Goenawan lahir di Blitar pada 26 April 1947 dari ayah bernama Nambar Dwidjo Harsono dan ibu bernama Siti Asnah. Dia anak terakhir dari empat bersaudara. Kakak paling tua bernama Prastowo (lahir 1938), kakak kedua bernama Hartati (almarhumah, lahir 1942) dan kakak ketiga bernama Harnowo (lahir 1945). Awalnya, keluarga Nambar hidup di Wlingi sampai beberapa waktu setelah kelahiran anak ketiga. Pak Nambar awalnya bekerja sebagai guru SD, mengajarkan aljabar dan olahraga. Setelah beberapa saat, ia diminta mengajar aljabar di SMP 3 Blitar. Selain mengajar di SMP 3 Blitar, Pak Nambar juga mengajar di sekolah lain untuk mencari tambahan. Kadang-kadang Pak Nambar juga memberikan kursus aljabar bagi guru-guru lain. Konon, Pak Nambar dapat melakukan perkalian tiga digit di luar kepala. Karena kejujuran, ketekunan dan kepandaiannya, Pak Nambar pernah ditawari untuk menjadi Residen Kediri yang membawahi Blitar, Kediri, Nganjuk, Trenggalek dan Tulungagung. Tawaran dari sahabatnya ini ditolaknya dengan halus. Alasannya, ia masih ingin mengajar di SMP. Pak Nambar sering mendorong orang untuk bersekolah setinggi-tingginya. Rumahnya dijadikan rumah kos, tempat orangtua di desa menitipkan anak-anaknya supaya dapat bersekolah di kabupaten. Anak pertamanya ia minta bersekolah di SPG (Sekolah Pendidikan Guru) agar kelak juga menjadi guru seperti dirinya. Tetapi anaknya menolak, dan ingin melanjutkan ke SMA. Namun karena pada 1960an itu tidak ada SMA di Blitar, maka ia harus pergi ke Malang. Anak keduanya masuk SGO (Sekolah Guru Olahraga), dan meniti karir sebagai atlit anggar nasional pada akhir 1960an. Anak ketiganya masuk Fakultas Ekonomi Unair hingga lulus Sarjana Muda. Beberapa di antara anak yang dulu kos di rumah Pak Nambar, disebutnya Kauman (di belakang Masjid Jami’), adalah Pak Mugiyanto (Ketua Komisaris PT Coca Cola Indonesia).

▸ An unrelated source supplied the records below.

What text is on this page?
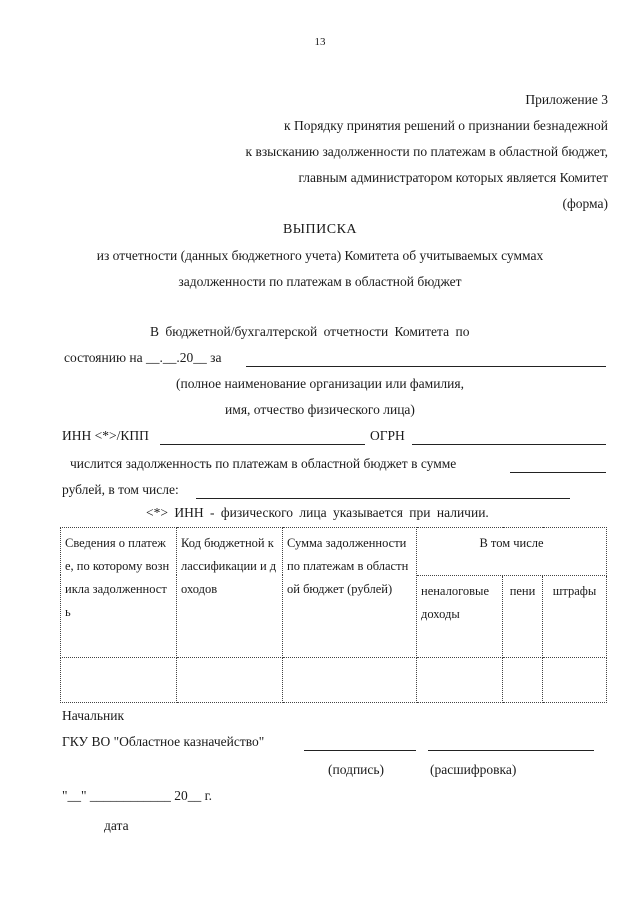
13
Приложение 3
к Порядку принятия решений о признании безнадежной
к взысканию задолженности по платежам в областной бюджет,
главным администратором которых является Комитет
(форма)
ВЫПИСКА
из отчетности (данных бюджетного учета) Комитета об учитываемых суммах
задолженности по платежам в областной бюджет
В бюджетной/бухгалтерской отчетности Комитета по
состоянию на __.__.20__ за
(полное наименование организации или фамилия,
имя, отчество физического лица)
ИНН <*>/КПП	ОГРН
числится задолженность по платежам в областной бюджет в сумме
рублей, в том числе:
<*> ИНН - физического лица указывается при наличии.
Сведения о платеже, по которому возникла задолженность	Код бюджетной классификации и доходов	Сумма задолженности по платежам в областной бюджет (рублей)	В том числе		
			неналоговые доходы	пени	штрафы

Начальник
ГКУ ВО "Областное казначейство"
(подпись)	(расшифровка)
"__" ____________ 20__ г.
дата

Goenawan menyelesaikan pendidikan sekolah dasar pada 1960 di Blitar, SMP 1 Blitar pada 1963, dan SMA 1 Blitar 1967 (sekolah libur satu tahun pada 1966 karena pemberantasan PKI di Blitar Selatan). Pada masa SMP dan SMA ini, dia aktif menjadi ketua OSIS dan ketua IPNU (Ikatan Pemuda Nahdlatul Ulama). Setelah lulus SMA, dia berkeinginan untuk melanjutkan ke Fakultas Kedokteran Universitas Airlangga di Surabaya. Dia cukup percaya diri karena meraih ranking 1 paralel di SMA-nya. Tapi sayangnya dia hanya lulus tes tulis; tes fisiknya gagal. Setelah kembali ke Blitar, dia masuk ke Fakultas Pertanian, Universitas Blitar, antara 1967 – 1968. Saat itu, dia sempat menjadi ketua senat mahasiswa Universitas Blitar, sembari memberi les untuk anak-anak SMA. Sempat ada keinginan untuk bekerja sebagai rasa frustrasi tidak diterima di FKU Unair. Namun, kakak pertamanya mengirim surat dari Amerika Serikat. Ia mengingatkan agar Goenawan melanjutkan sekolah apapun. Orang yang sudah kenal uang, biasanya malas bersekolah, demikian isi suratnya. Pada 1968, dia mengikuti lagi ujian masuk perguruan tinggi. Ketika itu ujian dilakukan terpisah-pisah di universitas masing-masing. Karena persiapan yang baik, dia diterima di tiga universitas: Fakultas Kedokteran UGM, Fakultas Kedokteran Unair dan Teknik Kimia ITS. Dia sempat ke Bandung karena ingin mengikuti ujian masuk Teknik Kimia ITB, namun ujiannya bersamaan dengan FKU UGM. Jadi, dia akhirnya pergi ke Yogyakarta. Setelah Dia mendapatkan sarjana muda kedokteran pada 1974 dari Unair, dan menikah dengan Sri Iriani. Pada 1976, ia mendapat gelar dokter sekaligus mendapat anak pertama perempuan.
2
Bioskop, 1955. Di sebuah bioskop di Blitar, sebelum film James Dean diputar, anak-anak kecil bergelantungan di pagar antrian tiket. Mereka bermain. Mereka hendak menonton, tapi ingin gratis. Di tengah desakan nanti, mereka buru-buru menyelinap dan merangsek di kegelapan sinema. Di dalamnya penuh asap rokok, tak ada AC, layar bergurat, suara parau keluar dari speaker abu-abu tua. Tapi anak-anak itu menonton dengan hati ceria: berhasil nonton film Holywood tanpa bayar. Bioskop kala itu bukan “polisi” – mereka tak akan ditangkap dan dijebloskan ke penjara. Di Blitar yang masih kumuh, bioskop selalu menghadirkan impian kapitalisme dan seni peran. Tapi anak-anak itu tak peduli. Mereka cuma tahu adegan ini: tembak-menembak, baku hantam, ciuman yang kena sensor dan nama aktor.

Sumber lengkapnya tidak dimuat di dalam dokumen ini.